COVID-19 hasn’t been the only public health emergency in Canada—and numerous other countries—over the past year. The global opioid crisis, for instance, is ongoing, and family doctors across Ontario have had their hands full dealing with a viral pandemic and an overdose epidemic at the same time.
For Dr. Angela Wong, preventable opioid-related deaths are top of mind. While she makes sure to keep her family practice accessible to patients at South Riverdale Community Health Centre in east-end Toronto, she is also deeply concerned about the preventable opioid-related deaths that result when society’s most vulnerable are cut off from primary care.
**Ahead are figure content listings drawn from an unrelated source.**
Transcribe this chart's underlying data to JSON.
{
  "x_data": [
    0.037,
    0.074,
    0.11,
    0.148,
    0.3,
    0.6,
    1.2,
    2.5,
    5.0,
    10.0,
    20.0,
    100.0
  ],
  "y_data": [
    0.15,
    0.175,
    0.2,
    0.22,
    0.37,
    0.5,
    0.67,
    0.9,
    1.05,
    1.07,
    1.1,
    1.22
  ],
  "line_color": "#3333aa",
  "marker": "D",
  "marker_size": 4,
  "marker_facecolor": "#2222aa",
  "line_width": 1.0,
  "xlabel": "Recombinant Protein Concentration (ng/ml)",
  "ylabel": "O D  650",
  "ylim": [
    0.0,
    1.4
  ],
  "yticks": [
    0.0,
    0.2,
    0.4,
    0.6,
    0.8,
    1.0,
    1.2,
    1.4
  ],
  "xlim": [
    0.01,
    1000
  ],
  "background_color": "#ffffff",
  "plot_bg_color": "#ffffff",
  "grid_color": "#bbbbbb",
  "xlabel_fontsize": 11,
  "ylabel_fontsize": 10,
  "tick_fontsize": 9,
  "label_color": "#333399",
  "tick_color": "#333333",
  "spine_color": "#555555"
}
Despite moving many primary care appointments to online platforms, a top priority for Dr. Wong and her team has been maintaining in-person Consumption Treatment Services. She has helped ensure the doors stay open throughout the pandemic and has run food security programs, offering daily takeaway meals for those in need.
Ottawa Public Health has been working closely with Wabano Centre for Aboriginal Health and Akausivik Inuit Family Health Team to offer vaccinations to First Nations, Inuit and Métis community members in Ottawa. Since starting to offer vaccines in the middle of February, they have provided first doses to more than 14,000 people.
Dr. Sarah Funnell, a First Nations family physician and public health specialist in Ottawa, helped promote these vaccination clinics operated by primary care providers as culturally safe spaces where Indigenous community members could receive the vaccine. Given high demand, the vaccine clinic was relocated to a municipal recreation centre to accommodate more Indigenous clients.
Dr. Funnell is encouraged by this move to a larger venue because compared to the general public, Indigenous peoples “are most at risk of poor outcomes such as hospitalization and death and serious health consequences” if they contract COVID-19.
She says that making Indigenous communities a high priority benefits everyone. “If we’re able to immunize those that are most at risk of getting sick … we’ll have a better chance of decreasing the overall transmission and will be a bit closer to getting back to what our new normal will be.”
In March 2021, when Mississauga’s Dr. Sohal Goyal joined Peel Region’s COVID-19 vaccination efforts, he says the acceleration of Ontario’s mass inoculation in primary care left him “giddy” with excitement. He had already been vaccinating residents in long-term care, as part of a team with public health.
Family doctors are a mainstay of vaccination, delivering a large share of flu shots in their clinics every season. “This is what we do as family doctors,” he notes. “We’re excited to finally be able to contribute. And hopefully, this will mean that all family doctors will be given the opportunity across the province.”
Integrating new vaccination duties into already busy practices brings added challenges, and Dr. Goyal, who lost his father to COVID-19 complications in January, spent hours every night preparing to deliver his first batch of shots. For him, though, the extra effort was more than worthwhile: “Each of these needles could potentially save a life.”